I count the corpses as I shuffle shaky-legged though the rotting corridor. Red campaign posters were dotted with brown sticky stains as was the carpet and the doors and the walls. Windows were cracked by people who beat them until their hands were bloody messes and the windows were riddled with bullet holes like a grotesque dot-to-dot. Some of the bodies had nickel-sized holes in their temples, some in their chests. Some skulls you could see were cracked underneath the skin. My co-workers, friends, family members lay dead on the ground; their eyes focused on a random point in space with shallow curiosity like abused ventriloquist dolls.
It must have been days. I was shoved in that cramped cupboard and told to stay in there for a week; one week then I had to run. I would be safe then. But the thing is I lost count of the days, the last of the biscuits ran out 2 hours before the last sleep, and my surroundings were reeking of stale fluids. Besides, they were long gone. They won’t’ be coming back.

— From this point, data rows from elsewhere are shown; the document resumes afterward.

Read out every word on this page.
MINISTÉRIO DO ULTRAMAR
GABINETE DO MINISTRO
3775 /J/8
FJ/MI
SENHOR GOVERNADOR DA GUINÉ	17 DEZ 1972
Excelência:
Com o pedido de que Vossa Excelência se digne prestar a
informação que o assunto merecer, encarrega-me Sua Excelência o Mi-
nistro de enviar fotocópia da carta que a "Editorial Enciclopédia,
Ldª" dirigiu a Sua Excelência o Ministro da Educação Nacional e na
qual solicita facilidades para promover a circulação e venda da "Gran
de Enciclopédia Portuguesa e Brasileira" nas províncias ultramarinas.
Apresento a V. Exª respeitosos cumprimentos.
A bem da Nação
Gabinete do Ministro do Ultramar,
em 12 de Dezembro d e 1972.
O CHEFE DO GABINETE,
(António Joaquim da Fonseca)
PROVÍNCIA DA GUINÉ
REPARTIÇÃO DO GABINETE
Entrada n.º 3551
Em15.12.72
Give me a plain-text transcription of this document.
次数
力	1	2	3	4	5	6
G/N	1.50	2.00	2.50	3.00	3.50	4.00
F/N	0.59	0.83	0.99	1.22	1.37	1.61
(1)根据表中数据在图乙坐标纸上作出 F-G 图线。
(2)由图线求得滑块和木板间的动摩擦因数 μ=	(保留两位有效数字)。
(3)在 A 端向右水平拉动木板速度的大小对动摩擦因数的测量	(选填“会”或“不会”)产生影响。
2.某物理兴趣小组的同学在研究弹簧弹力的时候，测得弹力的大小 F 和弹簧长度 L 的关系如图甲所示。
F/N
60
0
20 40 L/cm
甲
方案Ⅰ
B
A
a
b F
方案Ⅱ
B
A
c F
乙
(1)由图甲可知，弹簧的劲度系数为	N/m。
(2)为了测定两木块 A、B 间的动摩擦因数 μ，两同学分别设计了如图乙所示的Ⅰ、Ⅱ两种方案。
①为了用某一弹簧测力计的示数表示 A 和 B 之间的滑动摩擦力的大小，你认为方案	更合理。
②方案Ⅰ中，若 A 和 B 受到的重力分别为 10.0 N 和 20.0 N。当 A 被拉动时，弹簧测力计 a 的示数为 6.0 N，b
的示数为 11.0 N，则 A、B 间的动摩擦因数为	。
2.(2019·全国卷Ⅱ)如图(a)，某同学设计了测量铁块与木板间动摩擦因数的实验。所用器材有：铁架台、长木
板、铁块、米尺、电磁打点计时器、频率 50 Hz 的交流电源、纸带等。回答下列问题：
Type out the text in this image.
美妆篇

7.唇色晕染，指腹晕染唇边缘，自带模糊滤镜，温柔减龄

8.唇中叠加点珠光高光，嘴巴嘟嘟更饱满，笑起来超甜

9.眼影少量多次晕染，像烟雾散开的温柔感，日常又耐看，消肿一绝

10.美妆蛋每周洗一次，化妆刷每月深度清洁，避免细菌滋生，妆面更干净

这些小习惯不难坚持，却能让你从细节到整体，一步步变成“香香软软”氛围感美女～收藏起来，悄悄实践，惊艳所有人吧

My stomach began to churn and my head suddenly decided to throw me to the side. I steadied myself on a wall and slumped to the ground. I had to collect my thoughts.
Two months ago, the party appeared on the news: a new radical, liberal party was demonstrating in the square outside the book store. The police eventually called an end to the protest but they came back the next day, and the next, and the next each time louder and more passionate. Eventually, the party got so rowdy someone got killed: stomped to death by crowds. Nobody alone was responsible. Lots of people with a variety of political ideas, religions and morals gathered that day but the people demanded a scapegoat. The corpse was a 7 year old girl. The government decreed that any one associated with the party would be punished. It started with fines; then community service; then prison time; then worse.
I wasn’t all that involved with the party. I just worked in an accounting office; writing letters and stuff. I was never that into politics. But a lot of the people I worked with adored the party. It was like working with 5 dozen members of the cast of Les Miserables. They put up posters, demonstrated, planned meetings. It was the heart and soul of the party. It was pretty cool… until the army came.
It started with arrests. Then a few resisted. Then bullets…
I came round to the sight of a tall man with a glorified crash helmet on his head dressed in leather pointing a gun in my face. I had began to thought I had survived the massacre. It had only just begun.